Preparation & Dosage

- **Aqueous Decoction (Traditional)**: Bark pieces boiled in water for 20–40 minutes; consumed as a tea-like preparation in volumes of approximately 200–400 mL; dose unquantified and unstandardized in ethnopharmacological records.
- **Ethanol or Methanol Bark Extract (Research-Grade)**: Used in in vitro studies at concentrations of 6.25–125 µg/mL; no equivalent oral human dose established; extractions performed by maceration or Soxhlet apparatus.
- **Chloroform Fraction (Anti-TB Research)**: Hydrophobic fraction isolated via sequential solvent partitioning; active at 6.25–125 µg/mL against M. tuberculosis in vitro; no human dose equivalent available.
- **Essential Oil (GC/MS Characterized)**: Obtained via methanol-chloroform co-extraction; characterized for fatty acid composition; no therapeutic dosing established for human use.
- **No Standardized Commercial Supplement Form Exists**: There is no currently marketed capsule, tablet, or tincture with defined extract ratio or marker compound standardization; preparations remain at traditional or research levels only.
- **Timing and Duration**: Completely undefined; traditional use frequency varies by region and practitioner; no clinical guidance available.

Synergy & Pairings

Preclinical evidence demonstrates that Khaya senegalensis stem bark fractions combined with Entada africana produce synergistic hepatoprotection in rodent models, with a combination drug interaction index (CDI) below 1 indicating effects greater than additive for restoration of CAT, SOD, and GSH levels while reducing MDA and ALT leakage.
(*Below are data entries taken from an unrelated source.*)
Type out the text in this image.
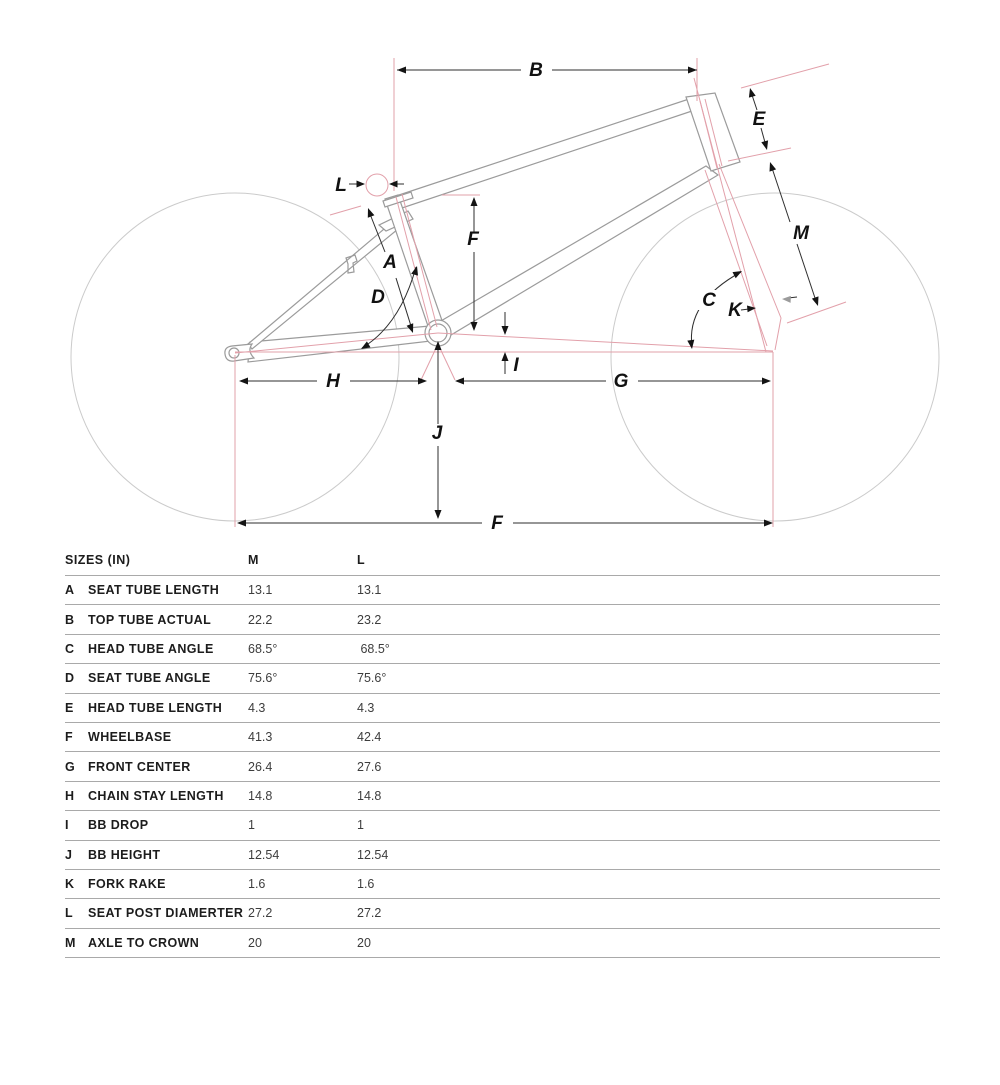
B
E
M
C K
L
A
D
F
J
I
H	G
F
SIZES (IN)	M	L
A	SEAT TUBE LENGTH	13.1	13.1
B	TOP TUBE ACTUAL	22.2	23.2
C	HEAD TUBE ANGLE	68.5°	68.5°
D	SEAT TUBE ANGLE	75.6°	75.6°
E	HEAD TUBE LENGTH	4.3	4.3
F	WHEELBASE	41.3	42.4
G	FRONT CENTER	26.4	27.6
H	CHAIN STAY LENGTH	14.8	14.8
I	BB DROP	1	1
J	BB HEIGHT	12.54	12.54
K	FORK RAKE	1.6	1.6
L	SEAT POST DIAMERTER 27.2	27.2
M AXLE TO CROWN	20	20
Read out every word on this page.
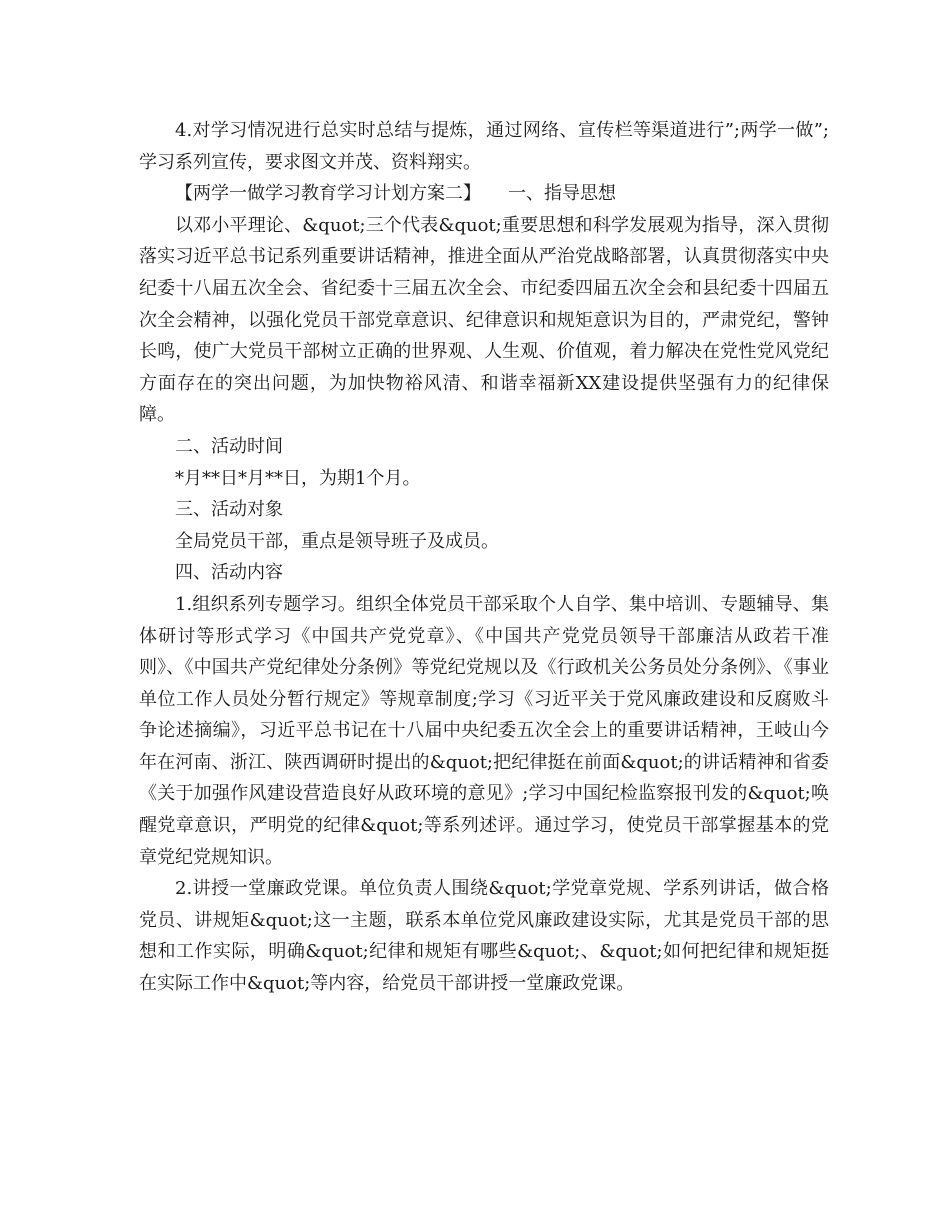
4.对学习情况进行总实时总结与提炼，通过网络、宣传栏等渠道进行”;两学一做”;学习系列宣传，要求图文并茂、资料翔实。

【两学一做学习教育学习计划方案二】　　一、指导思想

以邓小平理论、&quot;三个代表&quot;重要思想和科学发展观为指导，深入贯彻落实习近平总书记系列重要讲话精神，推进全面从严治党战略部署，认真贯彻落实中央纪委十八届五次全会、省纪委十三届五次全会、市纪委四届五次全会和县纪委十四届五次全会精神，以强化党员干部党章意识、纪律意识和规矩意识为目的，严肃党纪，警钟长鸣，使广大党员干部树立正确的世界观、人生观、价值观，着力解决在党性党风党纪方面存在的突出问题，为加快物裕风清、和谐幸福新XX建设提供坚强有力的纪律保障。

二、活动时间

*月**日*月**日，为期1个月。

三、活动对象

全局党员干部，重点是领导班子及成员。

四、活动内容

1.组织系列专题学习。组织全体党员干部采取个人自学、集中培训、专题辅导、集体研讨等形式学习《中国共产党党章》、《中国共产党党员领导干部廉洁从政若干准则》、《中国共产党纪律处分条例》等党纪党规以及《行政机关公务员处分条例》、《事业单位工作人员处分暂行规定》等规章制度;学习《习近平关于党风廉政建设和反腐败斗争论述摘编》，习近平总书记在十八届中央纪委五次全会上的重要讲话精神，王岐山今年在河南、浙江、陕西调研时提出的&quot;把纪律挺在前面&quot;的讲话精神和省委《关于加强作风建设营造良好从政环境的意见》;学习中国纪检监察报刊发的&quot;唤醒党章意识，严明党的纪律&quot;等系列述评。通过学习，使党员干部掌握基本的党章党纪党规知识。

2.讲授一堂廉政党课。单位负责人围绕&quot;学党章党规、学系列讲话，做合格党员、讲规矩&quot;这一主题，联系本单位党风廉政建设实际，尤其是党员干部的思想和工作实际，明确&quot;纪律和规矩有哪些&quot;、&quot;如何把纪律和规矩挺在实际工作中&quot;等内容，给党员干部讲授一堂廉政党课。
The mechanism of this synergy is hypothesized to involve complementary antioxidant enzyme upregulation pathways—with each plant fraction targeting different aspects of the oxidative stress cascade—though molecular-level confirmation is lacking. Given the overlapping flavonoid and terpenoid content, co-administration with other polyphenol-rich botanical extracts such as green tea catechins or quercetin-containing supplements is theoretically plausible for additive NADPH oxidase inhibition, but no direct experimental data support this combination.

Safety & Interactions

In vitro cytotoxicity testing of the chloroform bark fraction against human monocyte-derived macrophages demonstrated no toxic effects at concentrations sufficient for antimycobacterial activity (6.25–125 µg/mL), providing a limited but encouraging safety signal at the cellular level. No human adverse event data, drug interaction profiles, or contraindication data exist in the published literature, meaning that safety in clinical populations—including those with hepatic impairment, renal insufficiency, or polypharmacy—cannot be assessed. The presence of cardiac glycosides in bark extracts warrants caution in patients using digoxin or other cardioactive medications, as additive electrophysiological effects are theoretically possible. No guidance exists for use in pregnancy or lactation, and in the absence of human safety data, use in these populations should be avoided; maximum safe doses for human consumption have not been established.